Now, with that list of areas of assistance still active, there is no way that the NIS, reportedly experiencing its first deficit of $371M in 2011and likely to incur an even larger deficit for 2012, can responsibly meet its basic obligations, or even the much hoped for unemployment insurance programme, unless government takes or borrows money from somewhere (China?).
In fact, the 8th Actuarial Review on the NIS says, “Between 2007 and 2011 the Guyana economy performed well, but NIS finances deteriorated more than expected as the greater than expected increase in the number of old age pensioners and reduction in investment yields have not been fully offset by increased contributions.” It further suggested that “Urgent attention is required if the NIS is to meet its future obligations without burdening employers and workers.”
Unfortunately, the NIS Board is recommending increasing contribution amounts and extending the pension age from 60 to 65 to make up for its poor policy oversight that cost the institution billions, but the parliamentary opposition has already indicated it will not support any such legislation.
At this critical juncture, it really does not help that disconcerted Guyanese who are worrying over the state of the institution facing insolvency in nine years are now countenancing uncertainty over the management of the NIS with an Assistant General Manager being recently fired for failing to communicate, two senior officials being recently reprimanded for allegedly divulging NIS information at an NIS public hearing to discuss raising rates and the pension age, and the General Manager publicly resigning over an NIS Board matter and then rescinding her resignation in 24 hours.

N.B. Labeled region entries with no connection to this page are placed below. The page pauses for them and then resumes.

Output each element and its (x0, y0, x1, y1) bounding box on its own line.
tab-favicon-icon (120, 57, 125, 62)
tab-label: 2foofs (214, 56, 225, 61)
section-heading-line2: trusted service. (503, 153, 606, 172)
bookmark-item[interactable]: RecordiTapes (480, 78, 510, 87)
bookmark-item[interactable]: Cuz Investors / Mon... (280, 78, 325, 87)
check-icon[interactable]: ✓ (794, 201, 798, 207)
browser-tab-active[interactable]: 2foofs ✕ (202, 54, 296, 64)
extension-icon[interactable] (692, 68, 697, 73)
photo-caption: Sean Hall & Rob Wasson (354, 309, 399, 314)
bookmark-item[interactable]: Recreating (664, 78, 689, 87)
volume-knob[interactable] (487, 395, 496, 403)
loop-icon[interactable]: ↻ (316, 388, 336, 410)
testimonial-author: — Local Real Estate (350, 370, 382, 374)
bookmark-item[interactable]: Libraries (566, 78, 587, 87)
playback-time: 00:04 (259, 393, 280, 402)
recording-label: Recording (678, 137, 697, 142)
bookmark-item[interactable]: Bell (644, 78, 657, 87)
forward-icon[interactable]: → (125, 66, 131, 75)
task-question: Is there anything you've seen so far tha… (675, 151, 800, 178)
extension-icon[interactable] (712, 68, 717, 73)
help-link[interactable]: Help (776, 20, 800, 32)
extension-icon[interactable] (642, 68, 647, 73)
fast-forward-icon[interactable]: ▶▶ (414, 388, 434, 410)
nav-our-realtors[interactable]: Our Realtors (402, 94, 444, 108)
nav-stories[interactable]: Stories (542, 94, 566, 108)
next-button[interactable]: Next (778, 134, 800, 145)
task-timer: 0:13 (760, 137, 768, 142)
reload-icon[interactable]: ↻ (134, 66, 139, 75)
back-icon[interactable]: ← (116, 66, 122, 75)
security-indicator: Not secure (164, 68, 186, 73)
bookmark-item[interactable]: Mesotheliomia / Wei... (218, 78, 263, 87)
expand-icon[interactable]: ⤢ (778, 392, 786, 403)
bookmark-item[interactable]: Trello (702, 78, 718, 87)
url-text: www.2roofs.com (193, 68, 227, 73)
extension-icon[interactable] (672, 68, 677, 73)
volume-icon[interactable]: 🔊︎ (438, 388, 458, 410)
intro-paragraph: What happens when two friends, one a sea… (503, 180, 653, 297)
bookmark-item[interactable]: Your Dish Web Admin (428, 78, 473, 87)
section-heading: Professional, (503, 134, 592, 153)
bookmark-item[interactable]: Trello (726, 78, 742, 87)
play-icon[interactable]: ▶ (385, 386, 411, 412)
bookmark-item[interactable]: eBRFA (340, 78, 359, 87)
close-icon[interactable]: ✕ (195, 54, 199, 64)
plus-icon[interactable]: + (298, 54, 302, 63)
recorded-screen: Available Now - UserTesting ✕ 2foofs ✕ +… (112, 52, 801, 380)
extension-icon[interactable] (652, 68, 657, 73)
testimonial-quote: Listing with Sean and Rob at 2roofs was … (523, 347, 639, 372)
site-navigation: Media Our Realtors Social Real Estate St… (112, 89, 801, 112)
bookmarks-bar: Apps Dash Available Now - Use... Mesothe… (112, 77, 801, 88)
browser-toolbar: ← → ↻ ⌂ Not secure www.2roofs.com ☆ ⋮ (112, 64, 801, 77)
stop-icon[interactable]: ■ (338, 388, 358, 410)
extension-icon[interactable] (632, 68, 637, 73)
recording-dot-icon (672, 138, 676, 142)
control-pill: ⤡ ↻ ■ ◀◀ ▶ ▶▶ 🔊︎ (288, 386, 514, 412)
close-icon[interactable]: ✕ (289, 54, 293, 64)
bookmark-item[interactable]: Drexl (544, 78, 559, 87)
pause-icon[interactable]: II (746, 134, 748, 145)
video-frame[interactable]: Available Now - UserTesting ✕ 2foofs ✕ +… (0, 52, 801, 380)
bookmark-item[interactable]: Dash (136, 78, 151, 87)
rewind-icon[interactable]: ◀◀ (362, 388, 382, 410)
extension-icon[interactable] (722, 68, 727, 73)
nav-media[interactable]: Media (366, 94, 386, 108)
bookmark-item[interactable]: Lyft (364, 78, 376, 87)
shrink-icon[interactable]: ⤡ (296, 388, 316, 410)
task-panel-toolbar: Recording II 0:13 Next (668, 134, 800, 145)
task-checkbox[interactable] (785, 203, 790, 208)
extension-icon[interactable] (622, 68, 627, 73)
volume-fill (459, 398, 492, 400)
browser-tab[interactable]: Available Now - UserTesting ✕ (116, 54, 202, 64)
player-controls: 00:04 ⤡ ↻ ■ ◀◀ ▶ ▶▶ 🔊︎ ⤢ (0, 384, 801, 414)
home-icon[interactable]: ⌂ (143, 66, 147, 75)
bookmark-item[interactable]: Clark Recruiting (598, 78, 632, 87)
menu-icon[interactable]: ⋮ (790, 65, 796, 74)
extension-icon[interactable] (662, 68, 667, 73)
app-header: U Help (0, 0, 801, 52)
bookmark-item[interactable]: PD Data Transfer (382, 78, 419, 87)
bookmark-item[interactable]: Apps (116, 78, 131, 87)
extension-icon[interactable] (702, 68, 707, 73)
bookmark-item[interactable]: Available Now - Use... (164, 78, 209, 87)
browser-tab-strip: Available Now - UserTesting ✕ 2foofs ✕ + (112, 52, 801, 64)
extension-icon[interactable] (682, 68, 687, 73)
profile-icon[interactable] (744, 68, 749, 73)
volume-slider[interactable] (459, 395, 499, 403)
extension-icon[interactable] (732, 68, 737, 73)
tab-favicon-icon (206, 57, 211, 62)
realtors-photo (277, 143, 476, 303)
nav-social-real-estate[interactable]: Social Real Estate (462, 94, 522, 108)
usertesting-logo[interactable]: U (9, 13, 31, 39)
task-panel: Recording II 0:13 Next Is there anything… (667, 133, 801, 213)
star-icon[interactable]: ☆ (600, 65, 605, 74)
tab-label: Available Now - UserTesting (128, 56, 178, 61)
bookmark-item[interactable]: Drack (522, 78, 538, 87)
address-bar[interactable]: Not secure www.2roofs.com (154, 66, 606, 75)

If there is anyone who should resign from the NIS it should be Dr Roger Luncheon, because the NIS went from solvent to near insolvent on his watch. But then again we really can’t expect the President to ask him to step down, because the President himself sat on the GuySuCo board for years while the corporation haemorrhaged billions of dollars, including the US$180M Skeldon white elephant, and he was subsequently rewarded with the presidency.
You have to really wonder who is minding the store, really?